Cavendish, a former Editor-in-Chief of the Nashville Scene, will serve as president and editor for the soon-to-be-relaunched The Nashville Banner, with former longtime WSMV news anchor Kalodimos as executive producer, according to its website.
More than a year ago, Cavendish announced his plans to revive The Nashville Banner, which was published from 1876 until 1998, when it closed after being purchased by Gannett, parent company of The Tennessean. The Nashville Banner briefly ran online content in 2014, under the ownership of Bruce Dobie.
According to the official site, The Nashville Banner will be a free (no paywalls) digital service, and will focus on local news, beginning with an emphasis on Metro government, Capitol Hill and state government, education, business and criminal justice, though the goal is to eventually add additional coverage areas.
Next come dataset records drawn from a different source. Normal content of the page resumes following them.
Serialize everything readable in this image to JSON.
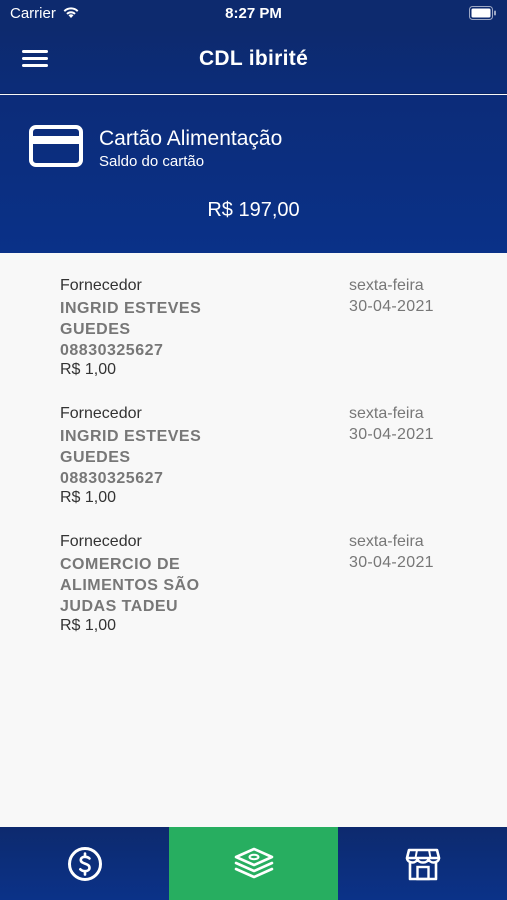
{
  "status_bar": {
    "carrier": "Carrier",
    "time": "8:27 PM"
  },
  "nav": {
    "title": "CDL ibirité",
    "menu_icon": "hamburger-menu-icon"
  },
  "card": {
    "icon": "credit-card-icon",
    "title": "Cartão Alimentação",
    "subtitle": "Saldo do cartão",
    "balance": "R$ 197,00"
  },
  "transactions": [
    {
      "label": "Fornecedor",
      "name_lines": [
        "INGRID ESTEVES",
        "GUEDES",
        "08830325627"
      ],
      "value": "R$ 1,00",
      "day": "sexta-feira",
      "date": "30-04-2021"
    },
    {
      "label": "Fornecedor",
      "name_lines": [
        "INGRID ESTEVES",
        "GUEDES",
        "08830325627"
      ],
      "value": "R$ 1,00",
      "day": "sexta-feira",
      "date": "30-04-2021"
    },
    {
      "label": "Fornecedor",
      "name_lines": [
        "COMERCIO DE",
        "ALIMENTOS SÃO",
        "JUDAS TADEU"
      ],
      "value": "R$ 1,00",
      "day": "sexta-feira",
      "date": "30-04-2021"
    }
  ],
  "tabs": [
    {
      "icon": "dollar-coin-icon",
      "active": false
    },
    {
      "icon": "money-stack-icon",
      "active": true
    },
    {
      "icon": "store-icon",
      "active": false
    }
  ],
  "colors": {
    "primary": "#0c2c79",
    "active_tab": "#27ae60",
    "muted_text": "#777777"
  }
}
“Soon, we will announce the online return of a familiar name: the Nashville Banner. This ‘electronic newspaper’ will also offer high-quality video, audio and visual storytelling designed to quench the thirst for meaningful news coverage that is fair, accurate, interesting, thorough, and human.” Kalodimos says.
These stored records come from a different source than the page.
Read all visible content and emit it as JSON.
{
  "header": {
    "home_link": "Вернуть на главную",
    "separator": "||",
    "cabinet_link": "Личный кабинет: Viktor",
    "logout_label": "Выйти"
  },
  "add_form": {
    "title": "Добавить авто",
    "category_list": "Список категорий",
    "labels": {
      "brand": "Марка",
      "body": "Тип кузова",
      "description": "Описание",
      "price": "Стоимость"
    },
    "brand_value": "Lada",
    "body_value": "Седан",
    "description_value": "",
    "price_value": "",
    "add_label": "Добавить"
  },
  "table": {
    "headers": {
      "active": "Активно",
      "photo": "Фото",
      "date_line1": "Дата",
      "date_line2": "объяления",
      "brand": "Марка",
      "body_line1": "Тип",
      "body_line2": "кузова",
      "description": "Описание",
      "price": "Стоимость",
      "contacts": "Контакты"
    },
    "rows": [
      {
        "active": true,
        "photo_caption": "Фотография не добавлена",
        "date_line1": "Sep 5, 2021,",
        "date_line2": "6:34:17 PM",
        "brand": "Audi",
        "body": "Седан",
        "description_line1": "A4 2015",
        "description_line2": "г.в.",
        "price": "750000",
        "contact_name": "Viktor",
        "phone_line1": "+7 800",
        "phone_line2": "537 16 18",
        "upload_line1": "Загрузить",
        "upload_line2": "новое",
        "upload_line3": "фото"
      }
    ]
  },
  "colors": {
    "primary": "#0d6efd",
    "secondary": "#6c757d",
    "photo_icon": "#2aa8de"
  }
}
“Nashville Public Media is an emerging civic news organization that will operate as a nonprofit, offering relevant, intelligent, in-depth coverage of local news and issues of importance to the city,” says Kalodimos. “The contribution will help seed this important and unique new resource in a challenging commercial media landscape.”
She adds, “It remains my wish to offer a significant public platform to talented, experienced reporters and visual storytellers whose voices contribute greatly to our public conversation.”
Kalodimos joined Nashville news station WSMV in 1984, and became one of Nashville’s most well-respected news anchors. After more than 30 years with the organization, Kalodimos and WSMV had an acrimonious parting of ways in 2017. In 2018, she sued WSMV for age discrimination; it was announced in January 2020 that they had settled the suit.